By Chris Powell
How, some people ask resentfully, does the Supreme Court get to tell states they can restrict or even outlaw abortion but not guns?
The question is misleading.
The court didn’t make up the law on abortion and guns. Rightly or wrongly, the court construes the law already in place, the Constitution, and the Constitution itself answers the question.
That is, gun rights have their own amendment in the Constitution even as the Constitution never mentions abortion. This doesn’t mean that a case for abortion rights can’t be construed from the Constitution’s provisions about liberty, just that a constitutional right to abortion is a stretch.
From that point on the abortion issue is entirely a matter of policy preferences and political posturing.
For example, Connecticut Attorney General William Tong denounced the recent abortion decision, charging that it “carves our nation in two” — as if the original carving was not done by the court’s first abortion decision 50 years ago in Roe v. Wade, which its supporters hoped would stifle argument. It didn’t. That first carving is still OK with Tong.
Tong, a Democrat, thunders that he will defend Connecticut’s abortion law against any attempt by Republicans in Congress to nullify it through a federal law prohibiting abortion throughout the country. But the attorney general overlooks that the abortion legislation recently pressed by Democrats in Congress, the Women’s Health Protection Act, [ITALICS] also [END ITALICS] would nullify Connecticut’s abortion law, canceling its prohibition of abortion after fetal viability, [ITALICS] requiring [END ITALICS] the state to allow it.
Indeed, insofar as they have endorsed their party’s legislation in Congress, Connecticut’s leading Democrats — Governor Lamont, the state’s seven members of Congress, and Tong himself — are extremists, supporting post-viability abortion, even abortion at the moment of birth.

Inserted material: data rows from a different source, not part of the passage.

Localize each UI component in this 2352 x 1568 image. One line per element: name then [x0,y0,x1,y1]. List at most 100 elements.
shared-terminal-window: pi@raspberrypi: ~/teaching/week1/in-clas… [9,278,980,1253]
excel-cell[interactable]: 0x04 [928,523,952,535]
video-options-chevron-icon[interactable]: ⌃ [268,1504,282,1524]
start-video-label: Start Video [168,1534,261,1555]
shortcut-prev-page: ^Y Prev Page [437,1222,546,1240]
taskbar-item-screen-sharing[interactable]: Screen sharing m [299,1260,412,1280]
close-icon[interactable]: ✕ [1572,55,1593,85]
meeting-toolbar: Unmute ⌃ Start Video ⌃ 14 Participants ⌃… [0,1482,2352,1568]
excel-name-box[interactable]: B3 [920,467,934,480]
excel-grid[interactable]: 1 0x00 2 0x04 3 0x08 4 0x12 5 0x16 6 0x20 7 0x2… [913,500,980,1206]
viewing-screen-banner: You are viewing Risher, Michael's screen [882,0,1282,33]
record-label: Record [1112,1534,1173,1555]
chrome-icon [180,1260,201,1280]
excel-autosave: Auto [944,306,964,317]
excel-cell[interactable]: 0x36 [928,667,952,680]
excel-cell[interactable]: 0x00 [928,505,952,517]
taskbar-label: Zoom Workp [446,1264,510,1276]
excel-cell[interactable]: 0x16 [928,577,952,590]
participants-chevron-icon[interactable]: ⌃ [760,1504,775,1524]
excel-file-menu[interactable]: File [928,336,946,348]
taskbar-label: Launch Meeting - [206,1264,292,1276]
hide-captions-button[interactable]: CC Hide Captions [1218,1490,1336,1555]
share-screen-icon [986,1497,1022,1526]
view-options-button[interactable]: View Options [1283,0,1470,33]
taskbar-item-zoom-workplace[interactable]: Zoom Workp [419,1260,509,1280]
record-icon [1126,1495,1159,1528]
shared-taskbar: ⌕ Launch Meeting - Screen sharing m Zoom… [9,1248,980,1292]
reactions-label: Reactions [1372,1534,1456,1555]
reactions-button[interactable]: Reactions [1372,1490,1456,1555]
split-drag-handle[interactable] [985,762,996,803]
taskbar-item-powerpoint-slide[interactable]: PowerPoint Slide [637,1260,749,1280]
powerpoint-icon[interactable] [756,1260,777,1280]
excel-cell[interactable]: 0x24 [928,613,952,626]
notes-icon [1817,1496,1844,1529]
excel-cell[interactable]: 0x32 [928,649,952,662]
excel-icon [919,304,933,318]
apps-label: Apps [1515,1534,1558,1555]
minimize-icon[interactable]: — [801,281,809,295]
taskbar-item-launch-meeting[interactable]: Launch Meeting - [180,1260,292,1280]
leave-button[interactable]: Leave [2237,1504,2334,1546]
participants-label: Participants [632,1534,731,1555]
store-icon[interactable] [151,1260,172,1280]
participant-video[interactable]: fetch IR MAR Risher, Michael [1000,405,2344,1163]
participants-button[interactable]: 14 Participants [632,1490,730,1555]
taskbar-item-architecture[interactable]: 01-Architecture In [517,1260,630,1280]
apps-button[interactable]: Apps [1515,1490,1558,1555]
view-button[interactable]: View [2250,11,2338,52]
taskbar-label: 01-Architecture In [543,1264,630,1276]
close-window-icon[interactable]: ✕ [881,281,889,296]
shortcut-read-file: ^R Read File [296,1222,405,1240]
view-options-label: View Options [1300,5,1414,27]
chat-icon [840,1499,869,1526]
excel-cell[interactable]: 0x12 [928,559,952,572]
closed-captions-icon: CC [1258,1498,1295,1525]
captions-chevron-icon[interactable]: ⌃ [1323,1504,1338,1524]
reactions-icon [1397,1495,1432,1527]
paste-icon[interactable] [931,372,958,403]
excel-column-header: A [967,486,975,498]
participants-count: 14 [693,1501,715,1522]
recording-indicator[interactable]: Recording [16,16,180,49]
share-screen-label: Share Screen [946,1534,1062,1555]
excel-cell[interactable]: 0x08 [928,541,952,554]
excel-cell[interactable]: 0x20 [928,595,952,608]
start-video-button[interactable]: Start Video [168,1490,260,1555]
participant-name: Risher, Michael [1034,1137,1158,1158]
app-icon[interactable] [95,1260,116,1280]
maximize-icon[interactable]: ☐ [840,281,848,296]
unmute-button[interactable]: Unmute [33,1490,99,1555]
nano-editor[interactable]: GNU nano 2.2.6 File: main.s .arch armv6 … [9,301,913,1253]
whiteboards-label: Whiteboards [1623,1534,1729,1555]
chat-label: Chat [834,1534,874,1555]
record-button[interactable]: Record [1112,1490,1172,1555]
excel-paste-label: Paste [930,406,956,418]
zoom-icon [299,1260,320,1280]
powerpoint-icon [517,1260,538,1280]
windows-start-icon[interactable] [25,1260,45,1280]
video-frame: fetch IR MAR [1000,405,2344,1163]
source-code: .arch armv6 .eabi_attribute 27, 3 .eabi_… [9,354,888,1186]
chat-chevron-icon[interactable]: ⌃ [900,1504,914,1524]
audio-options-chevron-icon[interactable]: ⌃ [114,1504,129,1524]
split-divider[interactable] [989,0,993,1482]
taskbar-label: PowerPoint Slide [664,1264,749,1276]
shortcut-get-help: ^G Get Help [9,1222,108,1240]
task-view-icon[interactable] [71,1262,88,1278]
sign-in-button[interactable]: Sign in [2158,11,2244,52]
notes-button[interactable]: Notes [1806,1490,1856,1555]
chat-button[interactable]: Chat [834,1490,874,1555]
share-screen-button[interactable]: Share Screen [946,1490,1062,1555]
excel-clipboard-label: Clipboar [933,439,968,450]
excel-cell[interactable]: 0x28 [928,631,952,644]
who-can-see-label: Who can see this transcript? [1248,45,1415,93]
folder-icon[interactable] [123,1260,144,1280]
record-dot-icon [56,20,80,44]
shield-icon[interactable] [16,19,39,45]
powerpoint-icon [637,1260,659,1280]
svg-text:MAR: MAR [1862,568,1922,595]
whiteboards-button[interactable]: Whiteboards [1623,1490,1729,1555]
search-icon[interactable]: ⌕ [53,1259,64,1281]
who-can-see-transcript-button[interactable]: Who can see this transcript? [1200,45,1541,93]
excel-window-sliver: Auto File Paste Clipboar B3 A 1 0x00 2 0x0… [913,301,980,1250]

Insofar as leading Republicans in Connecticut generally favor allowing abortion before viability and prohibiting it afterward — the position articulated by the Roe decision, Connecticut law, and, according to polls, supported by most people nationally and in Connecticut — Republicans in Connecticut are the moderates.
Tong says he will defend Connecticut law against Republican legislation that has not yet even been formulated in Congress. Will he defend Connecticut law against his own party’s legislation already pending in Congress? Or does Tong want only to generate partisan hysteria?
The political left, which dominates Connecticut, asserts that the new abortion decision oppresses women. But any oppression here is done not by the court but by states with highly restrictive or prohibitive laws, and these states would not have such laws if many if not most of their own women did not support them. So far those women seem to oppose abortion more than they feel oppressed.
In any case claims of gender oppression are weak now that the political left imagines not only that men should be allowed to compete in women’s sports contests but also that men can get pregnant and have abortions as well.
The Supreme Court’s decision invalidating the New York state law that long has virtually prohibited citizens from carrying guns also has sparked some hysteria among Democrats in Connecticut. Some people say the decision will turn New York into the Wild West, as if, despite its virtually prohibitive law, New York hasn’t had plenty of gun crime anyway.
The law has prevented people from obtaining permits to carry guns unless they could show they faced a specific and serious threat. A general desire for self-defense wasn’t enough. Thus the law nullified Second Amendment rights, and the New York Legal Aid Society said it was used for discrimination against Blacks.
Now New York may have to follow Connecticut’s practice of presuming that an applicant should get a permit unless he is deemed a special risk.
It is hardly noticed but Connecticut’s own Constitution is more explicit about gun rights than the federal Constitution, declaring: “Every citizen has a right to bear arms in defense of himself and the state.”
Can Attorney General Tong be trusted to defend that right against his own party’s hysteria?
Chris Powell has written about Connecticut government and politics for many years.